Affordable Care Act (ACA) prognosticators will be quick to draw conclusions from this market withdrawal. Some will say it’s a signal that the marketplaces themselves are not sustainable, or of insufficient marketplace leadership. But that kind of rush to judgment is misplaced, at least in this circumstance. Long before the ACA was passed, insurers have been entering new markets and departing other markets. These are business decisions made by the companies based on a wide range of factors, from enrollment and revenue, to risk selection and cost structure, to regulatory oversight. That’s why all states have had longstanding rules for orderly market withdrawals on their books. The ACA doesn’t change this dynamic – insurers will continue to have the freedom to make these market entries and withdrawals for many years to come.

Only PreferredOne executives know all the reasons they’ve decided to exit MNSure. They were new entrants to the nongroup market; their focus to date has been on the employer-based market. They could have miscalculated their price point – by all accounts they offered some of the lowest prices in the country; they could also have miscalculated the number and risk profile of people who enrolled in their plans. To be sure, entering a new market with no prior experience is not for the faint of heart.

What does this mean for consumers enrolled in PreferredOne plans?

Consumers enrolled in PreferredOne plans will have to return to MNSure, update their income and household information, get a new eligibility determination, and shop for a new plan from a different insurer. But the truth is, they would probably have to do this anyway, even if they weren’t losing their plan, and even if they’ve had no income or household changes. Most consumer advocates are advising all current enrollees to actively renew their coverage and shop for plans. This is because, in most markets, the cost of the benchmark plan (to which premium assistance is pegged) will have changed for 2015, meaning that all consumers will need to get an updated determination of the tax credits for which they are eligible. Once they get a new determination of eligibility, they also may need to switch plans to ensure they’re getting the best deal possible.

The challenge for marketplaces nationwide – for MNSure, healthcare.gov, and other state-based marketplaces – is to ensure that their IT systems have the capacity to handle these active renewals, and that they have robust online, telephone, and in-person assistance trained and available to help consumers through the process.

Stay tuned: As part of an ongoing project for the Commonwealth Fund to monitor implementation of the health insurance marketplaces, CHIR researchers will soon publish state-by-state data on marketplace plan participation for 2015.

4 thoughts on “Major Minnesota Insurer Withdraws from State Marketplace: What Does it Mean for Consumers?

  1. Hi Sabrina – nicely put in context. My theory is that PreferredOne pulled out of MNsure because of the exchange’s ongoing operational problems. The handoff from exchange to health plans of apps and enrollment data has to be done manually and the info is often incorrect. On top of that, the MNsure exchange will extract a percentage of the premium to finance its operations. PreferredOne has well developed agent relationships and in-house sales, which were the channels for most of its new members this year. Its second quarter NAIC shows losses but not anything special.

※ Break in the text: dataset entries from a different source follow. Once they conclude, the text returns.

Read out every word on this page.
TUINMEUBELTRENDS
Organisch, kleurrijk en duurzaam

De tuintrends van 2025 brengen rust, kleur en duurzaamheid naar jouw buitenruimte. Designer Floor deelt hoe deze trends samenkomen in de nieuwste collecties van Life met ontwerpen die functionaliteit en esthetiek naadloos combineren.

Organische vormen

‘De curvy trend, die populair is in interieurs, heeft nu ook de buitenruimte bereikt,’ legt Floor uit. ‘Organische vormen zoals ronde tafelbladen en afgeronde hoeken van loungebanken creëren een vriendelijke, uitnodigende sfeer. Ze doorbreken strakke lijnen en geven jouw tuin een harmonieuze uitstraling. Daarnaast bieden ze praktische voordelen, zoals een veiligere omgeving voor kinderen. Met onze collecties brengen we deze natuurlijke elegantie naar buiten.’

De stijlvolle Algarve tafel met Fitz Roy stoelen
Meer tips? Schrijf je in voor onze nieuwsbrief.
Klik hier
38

  2. P.S. I think that by announcing now, PreferredOne may have done a big favor to Minnesotans. The five exchange plans filed their rates in June, and the other four were probably trying to find the price point just above where they thought PreferredOne would be. As I understand it, the remaining four plans are locked into those rates now for 2015.

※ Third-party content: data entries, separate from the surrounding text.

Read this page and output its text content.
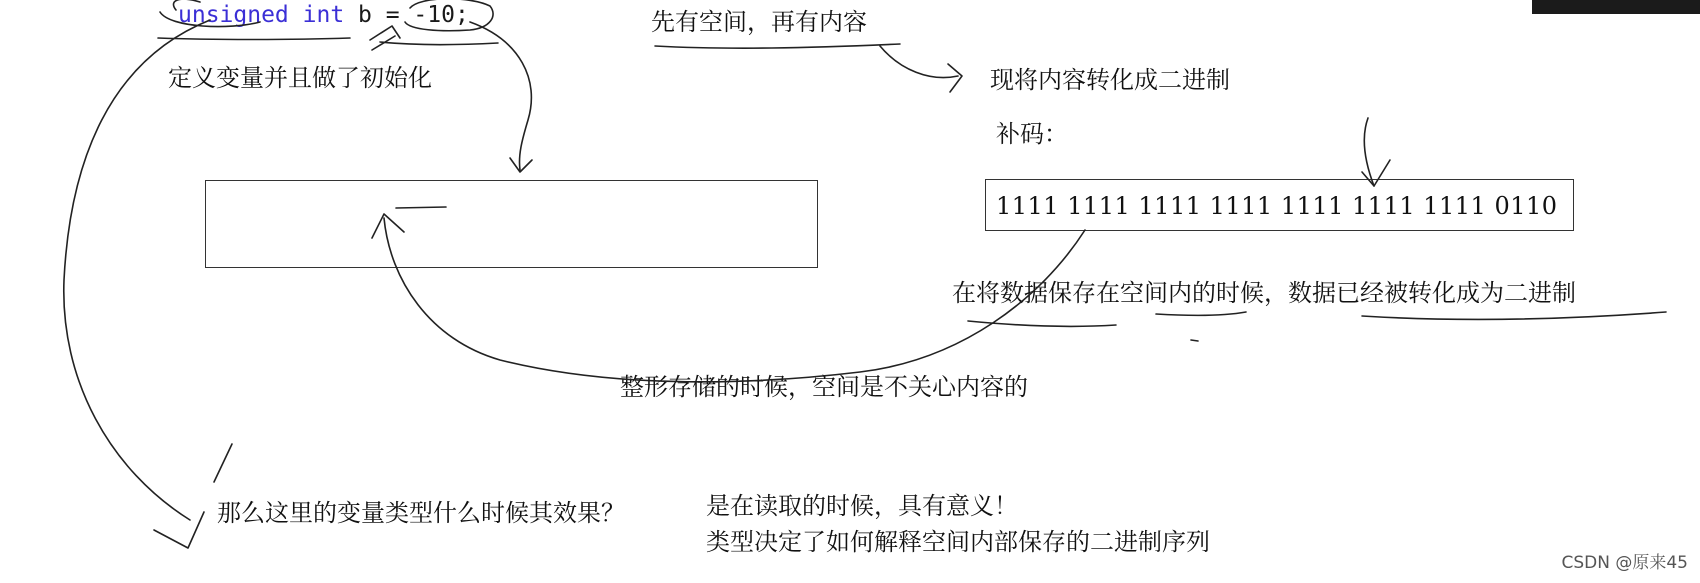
unsigned int b = -10;
定义变量并且做了初始化
先有空间，再有内容
现将内容转化成二进制
补码：
1111 1111 1111 1111 1111 1111 1111 0110
在将数据保存在空间内的时候，数据已经被转化成为二进制
整形存储的时候，空间是不关心内容的
那么这里的变量类型什么时候其效果？	是在读取的时候，具有意义！
类型决定了如何解释空间内部保存的二进制序列
CSDN @原来45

  3. PreferredOne was not new to the individual market in 2014. They sold individual plans in 2013 and earlier. They were new to the ACA mandates but so was everyone else. Did they underestimate premiums? Yes. On the flip side, Medica over estimated premiums by so much that they lost half of their individual business. PreferredOne’s statement to brokers was “Our reasons for exiting MNsure are due to MNsure’s administrative inefficiencies and how it impacts PreferredOne in delivering quality services to all our members. This past year we enrolled over 70% of our individual members directly and not through MNsure. We feel we can better serve PreferredOne members when we enroll them directly.” I agree. MNSure has been a nightmare to work with and a 3-4 month delay for them to transmit correct enrollment data is unacceptable. All the while, people have no access to use the insurance they purchased. On the bright side, without PreferredOne’s cheap benchmark plan, everyone’s advanced premium tax credits should increase!